1936年に登場して以来、現在に至るまで90年もの間、ハーレー社が採用し続けているのがOHV方式の空冷45度Vツインエンジンだ。歴史が長く、カスタムカルチャーとも深く結びついているハーレーだけあって、これまでにさまざまな機種が存在しているのはご存じの通りだが、ヴィンテージ市場にはもとの車種を判別することが難しいハードなカスタムも珍しくない。だからこそ、車種名以上にキャラクターを表す鍵となるのが、90年間採用され続けている歴代エンジンというワケだ。このVツインエンジン、ハーレーに興味をもったばかりの人なら、もしかすると少し見た目が違う程度で、ほとんど同じに見えてしまうかもしれない。だが、現在搭載されているもので6世代目。製造技術の進歩やメカニズムの進化に合わせて、世代交代を繰り返しながら現在に至っているため、それぞれに特徴が明確に違う。また、時代ごとに求められてきた性能も異なるが故に、キャラクターもかなり違うのだ。
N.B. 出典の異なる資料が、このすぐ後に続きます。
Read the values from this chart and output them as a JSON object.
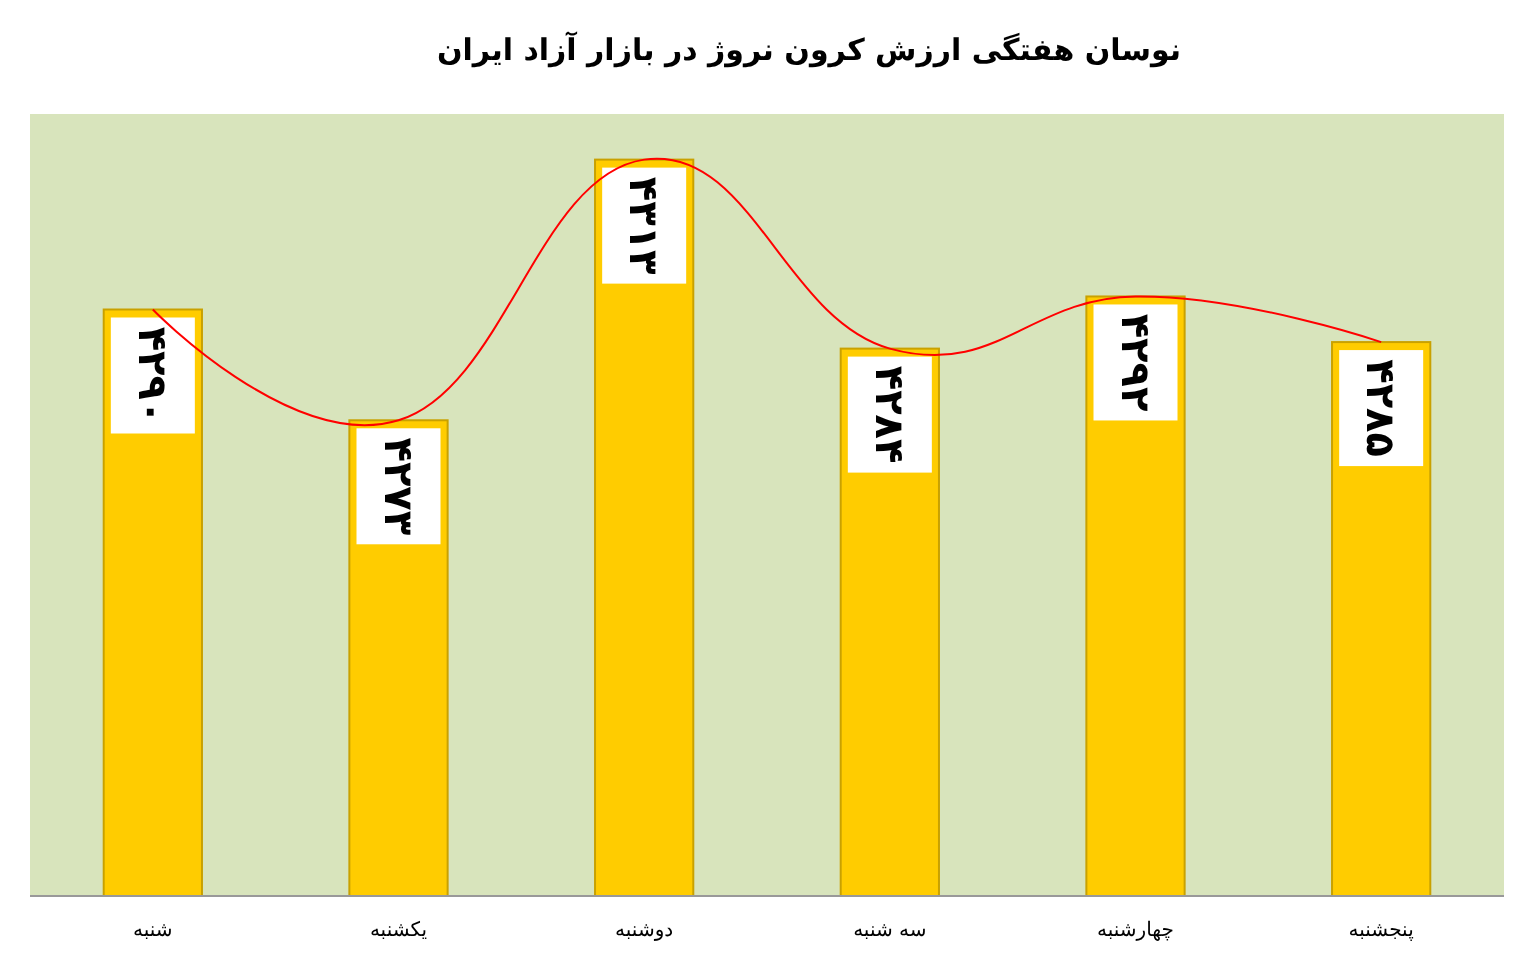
{
  "chart_data": {
    "type": "bar",
    "title": "نوسان هفتگی ارزش کرون نروژ در بازار آزاد ایران",
    "categories": [
      "شنبه",
      "یکشنبه",
      "دوشنبه",
      "سه شنبه",
      "چهارشنبه",
      "پنجشنبه"
    ],
    "ylim": [
      4200,
      4320
    ],
    "series": [
      {
        "color": "#ffcc00",
        "values": [
          4290,
          4273,
          4313,
          4284,
          4292,
          4285
        ],
        "value_labels": [
          "۴۲۹۰",
          "۴۲۷۳",
          "۴۳۱۳",
          "۴۲۸۴",
          "۴۲۹۲",
          "۴۲۸۵"
        ]
      },
      {
        "type": "line",
        "color": "#ff0000",
        "values": [
          4290,
          4273,
          4313,
          4284,
          4292,
          4285
        ]
      }
    ],
    "tick_labels": "x"
  }
}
そんなワケで、ここに紹介する各世代のエンジンには、それぞれ根強いファンが存在する。そんなところも他のメーカーとは違うハーレーならではの特徴といえるだろう。
1936~1947 ナックルヘッド|時代先取りのOHVで性能が向上
ハーレーはもちろん、最大のライバルであった「インディアン」も、吸排気バルブをシリンダー横に配した「サイドバルブ」方式を採用していた時代。当時はまだ技術的に実現が難しかった「オーバーヘッドバルブ(OHV)」方式を量産車に投入し、革新的な高性能さとプレミアム感で人気となった。エンジン腰下にあるカムの動きを、プッシュロッドを介してロッカーアームに伝えて、ヘッド上部のバルブを開閉する。

1000㏄のELに加え、1941年に1200㏄のFLが登場

1941 FL

1936 EL
1948~1965 パンヘッド|ヘッドからのオイル飛散を解消
ナックルヘッドはロッカーカバーがヘッド完全に覆う構造ではなかったため、オイル漏れが非常に多かった。そこで、これをしっかりと密閉できる構造に刷新。さらにオイルポンプを見直して、ヘッド上部にオイルが運ばれなくなるというトラブルを改善した。また、さらなる高出力化を目指し、耐久性と耐熱性を高めるべく、強度があって、かつ放熱性に優れた初のアルミ製シリンダーヘッドを採用した。